POV. Ailee
Di apartemen Reo
Aku tidak tahu apa yang sebenarnya terjadi. Sepanjang penglihatanku hal tak baik telah banyak merubah kepribadian kakak kembarku itu. Reo sangat dekat denganku. kami selalu bersama sejak kecil. Aku selalu mengekor kemana dia bermain. Bahkan saat dengan gadis jalang tadi. Aku begitu sayang padanya. Fiuh, rasanya sangat kecewa. Saat ini sosoknya berubah drastis
Ya kak Reo sudah berubah!
Pagi itu aku memaksa meminta penerbangan pagi. Pada akhirnya aku tetap harus pulang dengan helikopter punya pemerintah daerah. Aku tidak ingin satu mobil dengan mereka. Melihat wajah wanita itu membuatku ingin muntah. Aku meninggalkan proyek iklan itu setelah melihat daftar nama Fika disana. Cih, menjijikan!

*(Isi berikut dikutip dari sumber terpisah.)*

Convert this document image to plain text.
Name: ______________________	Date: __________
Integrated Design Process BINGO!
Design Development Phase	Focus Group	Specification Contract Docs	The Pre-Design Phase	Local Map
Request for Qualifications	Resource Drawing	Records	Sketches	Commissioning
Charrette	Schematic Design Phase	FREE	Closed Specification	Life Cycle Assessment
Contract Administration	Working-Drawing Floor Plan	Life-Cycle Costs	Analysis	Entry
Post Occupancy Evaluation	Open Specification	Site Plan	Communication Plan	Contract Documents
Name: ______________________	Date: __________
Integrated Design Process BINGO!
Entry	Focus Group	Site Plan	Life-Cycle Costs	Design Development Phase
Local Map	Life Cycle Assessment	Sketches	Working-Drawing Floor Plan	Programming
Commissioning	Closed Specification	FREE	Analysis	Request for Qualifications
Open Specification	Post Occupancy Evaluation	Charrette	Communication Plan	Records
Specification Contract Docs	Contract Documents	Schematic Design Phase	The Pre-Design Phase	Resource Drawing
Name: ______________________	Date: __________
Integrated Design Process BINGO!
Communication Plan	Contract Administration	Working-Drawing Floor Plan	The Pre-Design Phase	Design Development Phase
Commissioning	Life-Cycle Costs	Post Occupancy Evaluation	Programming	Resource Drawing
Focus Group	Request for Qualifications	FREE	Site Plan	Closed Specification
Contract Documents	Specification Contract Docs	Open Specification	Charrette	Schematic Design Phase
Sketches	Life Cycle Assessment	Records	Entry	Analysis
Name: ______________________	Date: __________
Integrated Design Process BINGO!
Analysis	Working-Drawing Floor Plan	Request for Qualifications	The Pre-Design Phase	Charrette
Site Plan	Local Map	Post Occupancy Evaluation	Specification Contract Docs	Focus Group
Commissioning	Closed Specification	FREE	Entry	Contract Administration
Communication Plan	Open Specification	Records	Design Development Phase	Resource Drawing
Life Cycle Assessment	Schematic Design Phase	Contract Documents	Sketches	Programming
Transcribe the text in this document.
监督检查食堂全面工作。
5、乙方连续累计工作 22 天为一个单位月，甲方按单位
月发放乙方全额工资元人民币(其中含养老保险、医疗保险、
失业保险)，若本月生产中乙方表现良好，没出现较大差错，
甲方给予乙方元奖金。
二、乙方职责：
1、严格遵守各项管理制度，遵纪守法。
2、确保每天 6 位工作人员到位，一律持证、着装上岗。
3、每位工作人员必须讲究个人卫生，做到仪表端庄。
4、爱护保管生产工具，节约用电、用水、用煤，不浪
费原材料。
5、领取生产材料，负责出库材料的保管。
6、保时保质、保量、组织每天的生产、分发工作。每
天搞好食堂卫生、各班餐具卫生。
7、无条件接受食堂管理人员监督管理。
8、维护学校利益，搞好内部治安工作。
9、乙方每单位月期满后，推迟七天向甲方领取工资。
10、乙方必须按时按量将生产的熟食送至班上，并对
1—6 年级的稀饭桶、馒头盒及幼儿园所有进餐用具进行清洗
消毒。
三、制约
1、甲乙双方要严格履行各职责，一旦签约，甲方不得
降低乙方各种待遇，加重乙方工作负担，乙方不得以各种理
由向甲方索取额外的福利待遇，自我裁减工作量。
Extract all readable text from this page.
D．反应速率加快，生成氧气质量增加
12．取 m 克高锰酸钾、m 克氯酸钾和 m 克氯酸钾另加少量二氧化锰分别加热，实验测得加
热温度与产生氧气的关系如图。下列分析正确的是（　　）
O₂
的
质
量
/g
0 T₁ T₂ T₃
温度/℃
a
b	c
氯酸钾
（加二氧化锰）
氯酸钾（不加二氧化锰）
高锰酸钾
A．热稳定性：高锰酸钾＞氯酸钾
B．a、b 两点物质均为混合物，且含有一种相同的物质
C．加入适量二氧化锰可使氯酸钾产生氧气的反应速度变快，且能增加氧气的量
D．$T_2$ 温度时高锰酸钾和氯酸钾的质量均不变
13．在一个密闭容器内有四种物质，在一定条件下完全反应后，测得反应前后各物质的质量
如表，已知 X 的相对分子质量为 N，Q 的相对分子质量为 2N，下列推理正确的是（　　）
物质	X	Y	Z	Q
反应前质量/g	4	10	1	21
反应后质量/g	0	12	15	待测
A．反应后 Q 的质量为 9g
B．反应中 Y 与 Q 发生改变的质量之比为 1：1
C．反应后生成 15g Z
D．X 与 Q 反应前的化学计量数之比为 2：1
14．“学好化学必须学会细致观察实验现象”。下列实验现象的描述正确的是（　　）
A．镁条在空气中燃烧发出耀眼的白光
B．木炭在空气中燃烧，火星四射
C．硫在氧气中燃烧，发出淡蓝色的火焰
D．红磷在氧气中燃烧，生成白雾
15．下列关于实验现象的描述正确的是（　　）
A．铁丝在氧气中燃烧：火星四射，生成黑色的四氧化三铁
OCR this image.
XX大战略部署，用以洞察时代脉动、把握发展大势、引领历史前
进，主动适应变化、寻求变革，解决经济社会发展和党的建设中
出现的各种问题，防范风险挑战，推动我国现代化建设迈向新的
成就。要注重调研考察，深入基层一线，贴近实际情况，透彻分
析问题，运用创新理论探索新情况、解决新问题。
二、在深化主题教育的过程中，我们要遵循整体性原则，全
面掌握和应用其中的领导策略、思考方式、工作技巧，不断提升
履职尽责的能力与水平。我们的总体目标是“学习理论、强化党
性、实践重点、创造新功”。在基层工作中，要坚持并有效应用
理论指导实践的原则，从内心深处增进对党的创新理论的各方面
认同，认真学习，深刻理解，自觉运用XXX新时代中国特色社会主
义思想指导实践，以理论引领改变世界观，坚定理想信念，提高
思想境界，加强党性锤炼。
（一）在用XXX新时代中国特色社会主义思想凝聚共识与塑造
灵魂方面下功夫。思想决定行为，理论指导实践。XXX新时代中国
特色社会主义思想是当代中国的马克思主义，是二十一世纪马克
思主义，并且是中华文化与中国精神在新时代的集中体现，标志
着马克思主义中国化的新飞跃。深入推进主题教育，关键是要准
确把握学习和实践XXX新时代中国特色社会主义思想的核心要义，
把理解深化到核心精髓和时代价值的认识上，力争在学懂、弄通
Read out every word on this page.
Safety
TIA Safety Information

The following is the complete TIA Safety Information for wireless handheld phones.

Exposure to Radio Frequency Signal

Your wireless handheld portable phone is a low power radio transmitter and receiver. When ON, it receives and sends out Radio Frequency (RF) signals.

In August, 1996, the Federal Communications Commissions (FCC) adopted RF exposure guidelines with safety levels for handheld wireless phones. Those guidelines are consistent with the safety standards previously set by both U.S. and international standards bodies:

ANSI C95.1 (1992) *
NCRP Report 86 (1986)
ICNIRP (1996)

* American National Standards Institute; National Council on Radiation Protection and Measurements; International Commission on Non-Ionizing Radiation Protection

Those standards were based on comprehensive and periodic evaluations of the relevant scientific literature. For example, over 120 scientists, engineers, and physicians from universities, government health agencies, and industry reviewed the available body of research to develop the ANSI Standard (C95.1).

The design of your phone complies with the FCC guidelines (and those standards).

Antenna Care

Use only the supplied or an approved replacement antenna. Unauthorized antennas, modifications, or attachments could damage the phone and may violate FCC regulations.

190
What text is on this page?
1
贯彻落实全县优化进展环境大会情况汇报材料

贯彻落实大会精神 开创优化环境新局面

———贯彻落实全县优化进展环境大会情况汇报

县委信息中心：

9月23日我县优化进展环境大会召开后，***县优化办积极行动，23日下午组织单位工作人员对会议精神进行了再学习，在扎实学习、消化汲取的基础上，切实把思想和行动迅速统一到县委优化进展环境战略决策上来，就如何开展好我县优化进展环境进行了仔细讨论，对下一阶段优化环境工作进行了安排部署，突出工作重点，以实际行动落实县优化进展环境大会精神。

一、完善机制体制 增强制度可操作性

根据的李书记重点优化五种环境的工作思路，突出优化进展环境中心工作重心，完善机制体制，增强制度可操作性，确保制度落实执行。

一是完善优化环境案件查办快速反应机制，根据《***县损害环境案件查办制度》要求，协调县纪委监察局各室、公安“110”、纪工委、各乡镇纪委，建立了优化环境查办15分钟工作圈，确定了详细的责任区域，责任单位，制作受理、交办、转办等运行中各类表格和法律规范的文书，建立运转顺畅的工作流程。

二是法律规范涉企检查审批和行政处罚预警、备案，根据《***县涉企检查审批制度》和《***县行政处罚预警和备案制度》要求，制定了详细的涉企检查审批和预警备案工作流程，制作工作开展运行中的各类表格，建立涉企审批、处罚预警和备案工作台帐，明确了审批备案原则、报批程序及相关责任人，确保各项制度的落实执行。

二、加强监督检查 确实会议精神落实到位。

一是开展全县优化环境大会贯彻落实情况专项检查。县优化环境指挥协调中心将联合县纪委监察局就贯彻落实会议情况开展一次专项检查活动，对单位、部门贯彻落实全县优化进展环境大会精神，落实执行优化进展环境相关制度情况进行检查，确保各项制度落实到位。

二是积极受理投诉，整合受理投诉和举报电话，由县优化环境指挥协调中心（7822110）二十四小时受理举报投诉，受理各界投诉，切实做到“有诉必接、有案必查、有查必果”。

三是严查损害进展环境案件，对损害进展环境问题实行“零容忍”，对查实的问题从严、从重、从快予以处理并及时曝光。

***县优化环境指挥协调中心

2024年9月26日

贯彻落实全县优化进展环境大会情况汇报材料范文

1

Aku membuang waktu santai bahkan lupa melepas masker hanya untuk mengkhawatirkan mereka. Mengingat itu semua membuatku kian muak
Aku mencuri lirik Bey dari sofa depan. Temanku itu sedang sibuk di dapur. Dia sedang membuatkan sesuatu untuk kami santap. Sudah sejak pagi aku menemaninya di apartement Reo. Sedangkan dia! Si kakak ku yang brengsek itu! Aku bahkan kehilangan kata kata saat Bey menanyakan kabarnya
Duh, aku bisa pastikan dia masih bersama dengan wanita jalang itu. Pasti kerusakan mobilnya lumayan parah. Kenapa tak wajah itu saja yang juga harus luka parah. Bayangan wajah mereka membuat amarah ku kembali naik. Dengan alasan menunggu mobilnya beres bisa membuat mereka tinggal lebih lama di sana. Bisa menghabiskan waktu bersama lebih lama, dasar GILA!!
Mengingat mereka membuat amarah ku naik hingga mengepulkan asap di atas kepala. Aku beranjak dari duduk menghampiri Bey yang sibuk di dapur. Kuraih paper bag kecil yang sudah ku persiapkan
"Waah wangiii... pasti enak deh" puji ku dengan senyum lebar. Ah aku tak bisa membayangkan betapa kecewanya saat Bey tau apa yang kakak lakukan di belakang punggungnya. Bey tersenyum sekilas lalu sibuk lagi mengaduk isi wajan
"Kapan Reo akan pulang?" tanyanya dengan nada santai. Kau tak bisa berkata santai seperti itu Bey, andai kau tau semuanya
"Ah, ka, kakak... emmm... mungkin lusa sudah pulang.." Aku terbata-bata, rasanya berat untuk berbohong pada Bey. Aku sangat mengerti betapa buruknya dibohongi orang lain. Apalagi oleh teman dekat
Pagi itu Aku bertemu Bey di lobby depan. Aku dengan wajah cemas hendak memberi tahu kan kebusuk kan Reo dan Bey yang berjalan pelan dengan wajahnya yang lesu. Matanya yang sembab dan luka lecet di punggung kakinya,
mulutku yang siap mengumpat tiba-tiba hanya menjadi diam. Aku tak bisa berkata- kata lagi melihat kegamangan ipar ku itu
"Ailee apa Reo menanyakan ku. Apa dia makan tepat waktu. Apa dia tidur dengan baik?"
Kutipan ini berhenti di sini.